Markets underwent a volatile session today on news that the WHO is monitoring a new covid variant detected in small numbers in South Africa called B.1.1.529. The new variant is purported to contain multiple mutations with increased antibody resistance and rattled markets on a thinly traded day with several of the cyclical & travel related parts of the market getting hit hardest.The development of rising covid cases is a risk to markets but the trend of the world economy recovering from covid is still intact even as new variants create speed bumps in the process. The Delta variant created a hiccup in the recovery earlier in the year but the economic risk ended up being minimal. With winter approaching I would guess that the world will continue its rolling two month cycles of rising and falling covid cases with a combination of antivirals and boosters eventually smoothing infections similar to the flu.

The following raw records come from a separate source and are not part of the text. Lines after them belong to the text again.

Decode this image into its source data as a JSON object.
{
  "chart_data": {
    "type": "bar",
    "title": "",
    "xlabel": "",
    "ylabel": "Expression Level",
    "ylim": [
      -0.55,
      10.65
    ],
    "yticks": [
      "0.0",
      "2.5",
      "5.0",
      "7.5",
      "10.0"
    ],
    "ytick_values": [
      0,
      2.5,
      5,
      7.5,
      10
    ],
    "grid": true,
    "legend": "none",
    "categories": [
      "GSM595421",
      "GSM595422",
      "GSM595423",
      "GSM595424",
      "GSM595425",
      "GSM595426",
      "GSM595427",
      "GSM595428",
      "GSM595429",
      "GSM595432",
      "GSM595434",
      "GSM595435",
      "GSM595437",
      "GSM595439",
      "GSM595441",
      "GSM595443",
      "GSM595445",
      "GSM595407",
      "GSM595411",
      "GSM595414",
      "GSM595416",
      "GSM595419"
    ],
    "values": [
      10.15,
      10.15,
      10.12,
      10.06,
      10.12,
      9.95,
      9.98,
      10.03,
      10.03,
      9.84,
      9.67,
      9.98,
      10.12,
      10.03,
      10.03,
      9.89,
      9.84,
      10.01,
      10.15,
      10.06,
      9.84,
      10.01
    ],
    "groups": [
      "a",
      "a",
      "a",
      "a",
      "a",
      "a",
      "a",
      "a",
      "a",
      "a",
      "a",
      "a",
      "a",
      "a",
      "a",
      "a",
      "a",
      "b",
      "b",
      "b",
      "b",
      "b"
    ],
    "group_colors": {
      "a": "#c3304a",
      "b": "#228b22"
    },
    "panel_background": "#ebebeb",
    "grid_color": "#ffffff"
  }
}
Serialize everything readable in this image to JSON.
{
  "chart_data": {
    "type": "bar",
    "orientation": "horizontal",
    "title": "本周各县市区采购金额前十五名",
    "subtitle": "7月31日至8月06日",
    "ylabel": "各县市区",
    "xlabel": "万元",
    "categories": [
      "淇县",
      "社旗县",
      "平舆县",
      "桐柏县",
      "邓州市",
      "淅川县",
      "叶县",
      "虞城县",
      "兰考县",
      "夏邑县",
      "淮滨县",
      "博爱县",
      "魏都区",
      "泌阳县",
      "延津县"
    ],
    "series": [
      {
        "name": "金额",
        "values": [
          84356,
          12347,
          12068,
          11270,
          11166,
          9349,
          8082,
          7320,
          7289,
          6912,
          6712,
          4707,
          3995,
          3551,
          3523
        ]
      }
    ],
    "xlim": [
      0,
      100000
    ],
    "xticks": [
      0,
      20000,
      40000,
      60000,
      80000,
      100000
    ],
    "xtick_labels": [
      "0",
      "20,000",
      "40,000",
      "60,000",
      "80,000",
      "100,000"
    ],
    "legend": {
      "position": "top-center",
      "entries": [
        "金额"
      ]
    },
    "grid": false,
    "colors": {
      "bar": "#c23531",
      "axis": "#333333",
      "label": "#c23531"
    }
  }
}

The WHO has said it will take weeks to understand how the new variant may impact transmission or react to vaccines. But for some perspective, South Africa still has very low vaccination rates with only 41% of the population receiving the jab. In most of the developed world vaccination rates are greater than 70%. Also, only ~ 80k tests per day are being administered in South Africa which means the sample size will need to be much larger before data is concrete. And while the new variant is worried to be more transmissible, death rates in South Africa are still very low which is encouraging . We’ll see if that holds in the coming weeks.
In short, while the new variants are a cause for concern and cases are likely to rise this winter, the World & markets have adapted to each new strain and grinded closer to recovery. We will monitor the developments of this new variant as more data becomes available.